La quintessence de l’amour pour l’autre

 

Être confinés a souvent mis notre amour pour l’autre à l’épreuve. En effet, il n’est pas facile de vivre enfermé dans une maison, un espace réduit et de se retrouver constamment au coude à coude. Lorsqu’on est proche, physiquement, on se heurte aux limites les uns des autres et cela nous demande un « surplus d’amour », qui est : « tout supporter ». Il est consolant de savoir que Chiara Lubich, elle-même, dans sa vie de communauté, a rencontré ce type de difficultés.        

[…] L’autre jour j’ai pris en main un livre […] qui a pour titre Le secret de Mère Teresa, de Calcutta. Je l’ai ouvert un peu au hasard, au chapitre intitulé : « Une mystique de la charité », que j’ai lu ainsi que d’autres. […].

L’aspect extrêmement radical de sa vie, de sa vocation me saute aux yeux. J’en suis impressionnée, j’en éprouve presque de la crainte, mais surtout cela me pousse à vouloir l’imiter selon l’engagement caractéristique, radical, que Dieu me demande. […]

Animée de cette certitude, j’ai repris en main nos Statuts, certaine que c’est là que je pourrai trouver la mesure et le genre de vie radicale que le Seigneur me demande. Dès la première page, je reçois comme un choc spirituel, car voilà que je découvre à ce moment-là quelque chose que je connais pourtant depuis 60 ans ! Il s’agit de la « norme des normes » : d’abord et avant tout engendrer, puis garder Jésus au milieu de nous au moyen de l’amour réciproque. […]

Aussitôt j’ai pris la résolution de vivre cette « norme des normes » dans mon focolare [unité de vie de consacrés] pour commencer, et avec mon entourage le plus proche. Nous le savons : « Que celui d’entre vous qui n’a jamais péché lui jette la première pierre »[1]. Chez nous tout n’est pas toujours parfait : certaines paroles sont inutiles, de ma part ou de la part des autres, certains silences sont inopportuns, il y a des jugements irréfléchis, des petits attachements, des souffrances mal vécues, qui empêchent que Jésus au milieu de nous soit à son aise, quand cela ne va pas jusqu’à en empêcher la présence.

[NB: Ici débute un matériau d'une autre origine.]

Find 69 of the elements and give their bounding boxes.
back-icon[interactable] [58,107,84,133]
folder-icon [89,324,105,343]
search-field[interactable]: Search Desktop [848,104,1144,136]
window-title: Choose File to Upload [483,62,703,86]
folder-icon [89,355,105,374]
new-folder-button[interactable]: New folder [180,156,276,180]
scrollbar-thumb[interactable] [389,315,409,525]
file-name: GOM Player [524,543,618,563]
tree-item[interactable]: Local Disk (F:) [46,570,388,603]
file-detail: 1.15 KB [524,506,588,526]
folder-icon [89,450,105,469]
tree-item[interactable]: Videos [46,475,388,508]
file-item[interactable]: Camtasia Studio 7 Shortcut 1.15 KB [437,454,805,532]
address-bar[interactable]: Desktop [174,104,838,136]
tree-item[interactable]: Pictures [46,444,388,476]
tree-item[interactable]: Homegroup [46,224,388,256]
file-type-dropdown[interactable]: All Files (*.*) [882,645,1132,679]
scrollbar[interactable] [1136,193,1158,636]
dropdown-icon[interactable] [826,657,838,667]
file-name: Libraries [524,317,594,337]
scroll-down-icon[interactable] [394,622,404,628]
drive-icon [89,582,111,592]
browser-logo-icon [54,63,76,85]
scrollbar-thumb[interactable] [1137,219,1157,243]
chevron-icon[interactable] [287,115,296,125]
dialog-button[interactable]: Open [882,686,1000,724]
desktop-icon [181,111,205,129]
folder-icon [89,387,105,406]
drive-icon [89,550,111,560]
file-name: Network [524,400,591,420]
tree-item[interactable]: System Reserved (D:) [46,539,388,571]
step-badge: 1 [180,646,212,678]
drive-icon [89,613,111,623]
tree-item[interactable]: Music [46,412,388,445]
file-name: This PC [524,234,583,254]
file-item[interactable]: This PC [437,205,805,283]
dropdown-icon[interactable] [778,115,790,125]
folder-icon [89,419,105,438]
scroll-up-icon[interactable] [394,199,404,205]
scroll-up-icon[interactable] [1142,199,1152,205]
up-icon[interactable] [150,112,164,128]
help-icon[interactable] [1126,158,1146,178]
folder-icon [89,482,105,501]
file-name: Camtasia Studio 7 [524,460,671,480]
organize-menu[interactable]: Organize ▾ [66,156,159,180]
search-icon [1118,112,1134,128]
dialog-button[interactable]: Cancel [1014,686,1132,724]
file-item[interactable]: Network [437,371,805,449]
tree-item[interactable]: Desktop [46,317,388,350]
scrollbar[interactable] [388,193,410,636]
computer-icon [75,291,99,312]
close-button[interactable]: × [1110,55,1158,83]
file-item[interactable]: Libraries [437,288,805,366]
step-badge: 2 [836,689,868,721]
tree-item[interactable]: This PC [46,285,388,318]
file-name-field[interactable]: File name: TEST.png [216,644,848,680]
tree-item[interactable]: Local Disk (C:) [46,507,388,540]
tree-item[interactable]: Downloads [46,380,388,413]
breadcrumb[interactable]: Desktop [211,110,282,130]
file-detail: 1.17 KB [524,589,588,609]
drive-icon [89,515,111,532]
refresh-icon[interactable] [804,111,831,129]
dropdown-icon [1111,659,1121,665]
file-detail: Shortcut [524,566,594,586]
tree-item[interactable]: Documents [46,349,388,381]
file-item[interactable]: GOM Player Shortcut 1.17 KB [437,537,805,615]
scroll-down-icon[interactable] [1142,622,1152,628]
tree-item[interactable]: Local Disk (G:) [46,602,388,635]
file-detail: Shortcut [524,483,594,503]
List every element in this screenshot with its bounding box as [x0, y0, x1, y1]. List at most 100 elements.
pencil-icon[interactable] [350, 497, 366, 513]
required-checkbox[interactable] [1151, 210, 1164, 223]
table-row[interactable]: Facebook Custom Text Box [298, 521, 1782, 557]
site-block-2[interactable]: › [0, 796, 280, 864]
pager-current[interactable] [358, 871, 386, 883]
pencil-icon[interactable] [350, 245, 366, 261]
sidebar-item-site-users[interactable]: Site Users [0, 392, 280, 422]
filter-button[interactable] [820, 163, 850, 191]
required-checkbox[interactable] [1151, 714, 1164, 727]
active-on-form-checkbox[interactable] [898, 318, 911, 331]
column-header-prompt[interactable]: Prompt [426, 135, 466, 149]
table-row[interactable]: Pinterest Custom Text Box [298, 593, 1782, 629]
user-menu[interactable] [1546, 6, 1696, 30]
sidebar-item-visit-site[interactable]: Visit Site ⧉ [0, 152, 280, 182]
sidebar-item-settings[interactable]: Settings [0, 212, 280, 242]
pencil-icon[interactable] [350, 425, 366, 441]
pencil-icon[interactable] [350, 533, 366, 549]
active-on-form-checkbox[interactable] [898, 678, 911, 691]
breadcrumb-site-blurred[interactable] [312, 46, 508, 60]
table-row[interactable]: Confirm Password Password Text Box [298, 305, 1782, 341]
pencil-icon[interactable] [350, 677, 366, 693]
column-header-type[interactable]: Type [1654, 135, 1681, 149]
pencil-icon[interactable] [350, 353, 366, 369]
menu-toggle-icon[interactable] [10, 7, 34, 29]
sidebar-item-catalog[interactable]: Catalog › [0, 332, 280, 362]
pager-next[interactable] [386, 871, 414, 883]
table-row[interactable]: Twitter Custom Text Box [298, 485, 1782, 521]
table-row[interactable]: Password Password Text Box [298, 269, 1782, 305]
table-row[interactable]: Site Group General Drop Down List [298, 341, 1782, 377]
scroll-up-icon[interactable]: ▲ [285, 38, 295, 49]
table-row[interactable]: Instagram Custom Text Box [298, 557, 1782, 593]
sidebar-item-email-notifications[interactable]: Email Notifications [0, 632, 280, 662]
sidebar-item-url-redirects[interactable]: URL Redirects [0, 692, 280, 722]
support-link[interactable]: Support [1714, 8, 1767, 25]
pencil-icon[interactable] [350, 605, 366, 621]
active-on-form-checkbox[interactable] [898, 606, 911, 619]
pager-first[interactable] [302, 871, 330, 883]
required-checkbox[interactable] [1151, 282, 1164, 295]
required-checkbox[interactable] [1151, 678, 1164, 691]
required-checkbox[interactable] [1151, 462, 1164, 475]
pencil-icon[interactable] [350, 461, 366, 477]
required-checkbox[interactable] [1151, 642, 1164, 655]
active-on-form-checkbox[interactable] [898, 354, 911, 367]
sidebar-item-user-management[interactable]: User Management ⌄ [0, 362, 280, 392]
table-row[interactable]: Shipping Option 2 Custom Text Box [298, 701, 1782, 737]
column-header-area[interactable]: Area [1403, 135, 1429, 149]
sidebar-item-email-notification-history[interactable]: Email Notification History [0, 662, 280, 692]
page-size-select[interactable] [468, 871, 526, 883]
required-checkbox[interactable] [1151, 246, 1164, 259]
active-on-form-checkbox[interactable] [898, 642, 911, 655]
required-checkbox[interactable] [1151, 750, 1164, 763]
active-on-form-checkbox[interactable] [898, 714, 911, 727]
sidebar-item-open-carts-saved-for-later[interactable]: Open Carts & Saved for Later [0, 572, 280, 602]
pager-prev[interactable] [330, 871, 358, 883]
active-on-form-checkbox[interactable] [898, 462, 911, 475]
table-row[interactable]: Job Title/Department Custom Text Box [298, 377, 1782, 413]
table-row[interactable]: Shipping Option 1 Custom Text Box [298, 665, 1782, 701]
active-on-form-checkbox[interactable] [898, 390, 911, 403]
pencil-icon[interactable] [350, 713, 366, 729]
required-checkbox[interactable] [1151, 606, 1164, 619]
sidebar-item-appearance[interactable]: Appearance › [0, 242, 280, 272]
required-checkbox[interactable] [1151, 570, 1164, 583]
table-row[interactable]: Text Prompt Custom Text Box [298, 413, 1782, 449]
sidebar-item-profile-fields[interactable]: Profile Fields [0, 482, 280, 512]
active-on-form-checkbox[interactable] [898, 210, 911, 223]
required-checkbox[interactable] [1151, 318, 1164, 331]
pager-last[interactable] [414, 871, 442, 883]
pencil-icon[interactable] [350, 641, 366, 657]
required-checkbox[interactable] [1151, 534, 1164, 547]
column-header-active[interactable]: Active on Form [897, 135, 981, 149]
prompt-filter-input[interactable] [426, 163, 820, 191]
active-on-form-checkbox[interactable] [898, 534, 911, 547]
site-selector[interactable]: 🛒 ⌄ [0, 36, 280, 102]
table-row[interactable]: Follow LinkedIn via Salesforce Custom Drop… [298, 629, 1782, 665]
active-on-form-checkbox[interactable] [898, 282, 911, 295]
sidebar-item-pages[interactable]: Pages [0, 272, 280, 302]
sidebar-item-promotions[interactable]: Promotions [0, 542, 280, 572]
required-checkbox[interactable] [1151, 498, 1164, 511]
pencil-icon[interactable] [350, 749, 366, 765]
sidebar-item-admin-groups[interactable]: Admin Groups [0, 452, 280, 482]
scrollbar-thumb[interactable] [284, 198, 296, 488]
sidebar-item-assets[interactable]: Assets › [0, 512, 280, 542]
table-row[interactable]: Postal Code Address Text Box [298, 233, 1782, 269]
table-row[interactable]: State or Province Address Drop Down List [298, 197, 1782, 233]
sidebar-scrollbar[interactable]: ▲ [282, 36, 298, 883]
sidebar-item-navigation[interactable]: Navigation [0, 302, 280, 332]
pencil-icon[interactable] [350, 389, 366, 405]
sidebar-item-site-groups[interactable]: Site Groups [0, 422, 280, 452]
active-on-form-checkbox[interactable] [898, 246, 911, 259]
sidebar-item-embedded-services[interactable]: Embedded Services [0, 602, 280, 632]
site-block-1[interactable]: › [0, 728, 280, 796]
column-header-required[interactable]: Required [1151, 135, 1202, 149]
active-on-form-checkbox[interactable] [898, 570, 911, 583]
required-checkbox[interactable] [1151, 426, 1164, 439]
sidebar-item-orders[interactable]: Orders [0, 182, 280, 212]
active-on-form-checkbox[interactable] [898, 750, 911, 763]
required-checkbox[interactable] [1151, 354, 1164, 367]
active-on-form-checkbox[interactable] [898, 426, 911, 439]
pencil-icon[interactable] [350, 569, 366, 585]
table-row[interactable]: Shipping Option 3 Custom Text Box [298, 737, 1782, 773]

Alors je comprends que c’est moi qui, la première, dois lui donner toute sa place, en aplanissant la voie, en comblant les vides. Bref, en faisant en sorte que l’ingrédient de la charité ne manque jamais ; en supportant tout, en moi et chez les autres. […] Supporter ne relève pas de n’importe quelle charité, mais d’une charité spéciale, de la quintessence de la charité.

Je m’y mets. Cela ne va pas mal, au contraire ça marche.

En d’autres circonstances, j’aurais invité sans attendre mes compagnes à faire de même. Cette fois-ci, je préfère m’en abstenir. Je sens le devoir de faire d’abord toute ma part et cela fonctionne. J’ai le cœur plein de bonheur sans doute parce que, de cette façon, Jésus revient parmi nous et il y demeure. Plus tard j’en parlerai, mais en continuant à ressentir le devoir d’avancer ainsi comme si j’étais seule.

Ma joie est à son comble lorsque les paroles de Jésus me reviennent à l’esprit : « C’est la miséricorde que je veux et non le sacrifice »[2]. « La miséricorde ! », c’est bien cela la charité raffinée qui nous est demandée et qui vaut plus que tous les sacrifices, car le plus beau sacrifice que je puisse faire, c’est cet amour qui sait supporter, qui sait, le cas échéant, pardonner et oublier. […]

C’est cela l’aspect radical qu’il nous est demandé de vivre.

Chiara Lubich

(Extrait d’une conférence téléphonique du 20 février 2003, à Rocca di Papa.)